One Ripple of Many

After a fickle few weeks, Michigan finally gave us summer. Rushes of warm air and a searing sun that lingers into the nighttime. It’s my favorite time of year. 

It was always dad’s too.

He was a summer baby, just like me – both born in August. And he loved nothing more than watching the backyard come to life as the temperature rose. And taking swan dives into the pool, after working hard outside. And sitting on the boat bobbing along with a cold drink and his favorite people.

I think that’s why this time of year can feel as hard as it does, because he loved it so much. And why we were all surprised to be a bit more sensitive and upset than expected over the last few weekends. Because he should be here, enjoying it.
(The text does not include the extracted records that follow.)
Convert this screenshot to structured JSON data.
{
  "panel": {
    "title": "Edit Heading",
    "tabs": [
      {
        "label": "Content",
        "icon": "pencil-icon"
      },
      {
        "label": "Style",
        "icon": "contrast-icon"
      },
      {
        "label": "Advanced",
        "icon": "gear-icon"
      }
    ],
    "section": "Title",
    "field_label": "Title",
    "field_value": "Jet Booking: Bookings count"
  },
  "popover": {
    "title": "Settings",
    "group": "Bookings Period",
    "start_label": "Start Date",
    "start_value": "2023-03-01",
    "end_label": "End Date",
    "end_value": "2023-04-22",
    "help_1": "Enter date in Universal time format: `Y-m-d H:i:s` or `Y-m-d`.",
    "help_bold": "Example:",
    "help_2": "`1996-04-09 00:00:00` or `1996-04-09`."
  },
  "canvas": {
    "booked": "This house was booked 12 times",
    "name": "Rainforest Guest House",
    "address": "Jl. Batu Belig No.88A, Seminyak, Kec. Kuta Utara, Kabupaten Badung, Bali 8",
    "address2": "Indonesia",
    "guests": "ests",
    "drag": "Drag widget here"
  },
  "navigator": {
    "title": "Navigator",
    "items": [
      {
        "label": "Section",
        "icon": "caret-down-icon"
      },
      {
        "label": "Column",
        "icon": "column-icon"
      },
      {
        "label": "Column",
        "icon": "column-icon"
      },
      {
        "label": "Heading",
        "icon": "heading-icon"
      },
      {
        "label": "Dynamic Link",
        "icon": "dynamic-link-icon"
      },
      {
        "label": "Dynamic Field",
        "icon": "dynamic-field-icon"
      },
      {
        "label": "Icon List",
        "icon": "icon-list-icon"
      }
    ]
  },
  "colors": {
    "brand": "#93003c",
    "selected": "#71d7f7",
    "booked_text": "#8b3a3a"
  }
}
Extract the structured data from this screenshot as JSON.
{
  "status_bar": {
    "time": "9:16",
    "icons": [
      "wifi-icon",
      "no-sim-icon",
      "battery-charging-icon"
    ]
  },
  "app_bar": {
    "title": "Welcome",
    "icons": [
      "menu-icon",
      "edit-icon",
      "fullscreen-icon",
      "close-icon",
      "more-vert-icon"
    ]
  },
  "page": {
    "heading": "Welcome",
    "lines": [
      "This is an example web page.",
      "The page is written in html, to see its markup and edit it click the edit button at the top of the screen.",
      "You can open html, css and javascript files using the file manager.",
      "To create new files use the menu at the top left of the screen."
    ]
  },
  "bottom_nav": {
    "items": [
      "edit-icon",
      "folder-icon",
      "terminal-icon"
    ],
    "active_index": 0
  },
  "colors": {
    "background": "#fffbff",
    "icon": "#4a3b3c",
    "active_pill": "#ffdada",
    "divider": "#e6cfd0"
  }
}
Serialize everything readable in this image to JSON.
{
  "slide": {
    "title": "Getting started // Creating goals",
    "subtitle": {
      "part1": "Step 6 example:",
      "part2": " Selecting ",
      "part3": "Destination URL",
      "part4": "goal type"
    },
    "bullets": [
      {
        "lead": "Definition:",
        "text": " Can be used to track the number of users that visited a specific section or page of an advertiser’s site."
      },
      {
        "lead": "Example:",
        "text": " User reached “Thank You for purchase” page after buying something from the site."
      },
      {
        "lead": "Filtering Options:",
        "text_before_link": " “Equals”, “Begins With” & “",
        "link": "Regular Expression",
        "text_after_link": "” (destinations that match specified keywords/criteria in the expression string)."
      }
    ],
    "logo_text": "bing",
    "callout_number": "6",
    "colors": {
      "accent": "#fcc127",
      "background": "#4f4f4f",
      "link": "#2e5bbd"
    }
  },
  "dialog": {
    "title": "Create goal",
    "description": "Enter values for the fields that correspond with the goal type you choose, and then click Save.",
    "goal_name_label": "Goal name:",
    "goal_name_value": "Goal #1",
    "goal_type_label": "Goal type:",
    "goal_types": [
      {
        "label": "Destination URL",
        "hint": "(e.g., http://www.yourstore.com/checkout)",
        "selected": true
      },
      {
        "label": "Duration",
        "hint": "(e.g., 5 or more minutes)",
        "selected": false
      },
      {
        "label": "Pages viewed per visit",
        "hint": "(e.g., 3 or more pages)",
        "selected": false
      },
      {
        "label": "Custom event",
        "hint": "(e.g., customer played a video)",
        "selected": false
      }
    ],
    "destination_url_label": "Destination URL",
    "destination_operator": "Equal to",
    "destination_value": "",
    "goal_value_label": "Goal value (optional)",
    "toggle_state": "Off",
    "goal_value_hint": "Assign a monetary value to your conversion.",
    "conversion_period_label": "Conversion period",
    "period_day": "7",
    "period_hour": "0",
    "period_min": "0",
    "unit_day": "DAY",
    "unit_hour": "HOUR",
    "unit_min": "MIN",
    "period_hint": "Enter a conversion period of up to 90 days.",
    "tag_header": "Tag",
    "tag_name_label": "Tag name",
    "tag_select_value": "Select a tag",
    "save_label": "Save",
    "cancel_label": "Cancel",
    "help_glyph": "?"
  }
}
And like most of these warm, inviting weekends – we gather with friends. Friends that really have become family. Friends that we and dad spent years growing with. And when we all got together, over evening drinks or an afternoon brunch, something really lovely happened. They missed dad as much as we did.

Sometimes it’s hard to look outside of your own grief, but in the last few days I’ve realized how mine is just a ripple in an ocean of unrest. So many people miss dad. So many people are grappling with the hole his loss has created in their lives. So many people welcome us with tears in their eyes and toast to him when the sun sets over the water. Because they loved him so much.

It’s a comforting feeling, how much he’s missed – knowing he wasn’t just someone special to us, but, simply, just someone special.

I try not to let losing dad be the center to which my life revolves, but it does in likely more ways than I’m even aware of. And I don’t want it to overshadow all of the things I am, to myself or to other people. I don’t want people to think it’s all I can talk about and live within. I try not to. And there are times I can hear dad’s booming voice in my head “Give it a rest, Toots!” – like he would whenever I was relentless. But there are still moments when people turn away when I talk about it, or tense up when I say his name – and that can really hurt.

So these past few weekends, it’s nice to know that a lot of people are still healing. I’m not just a girl missing her dad. There are so many girls, and boys, and family, and friends, and neighbors and co-workers and sometimes perfect strangers who are missing one hell of a guy.

And in a strange way, that does make it easier.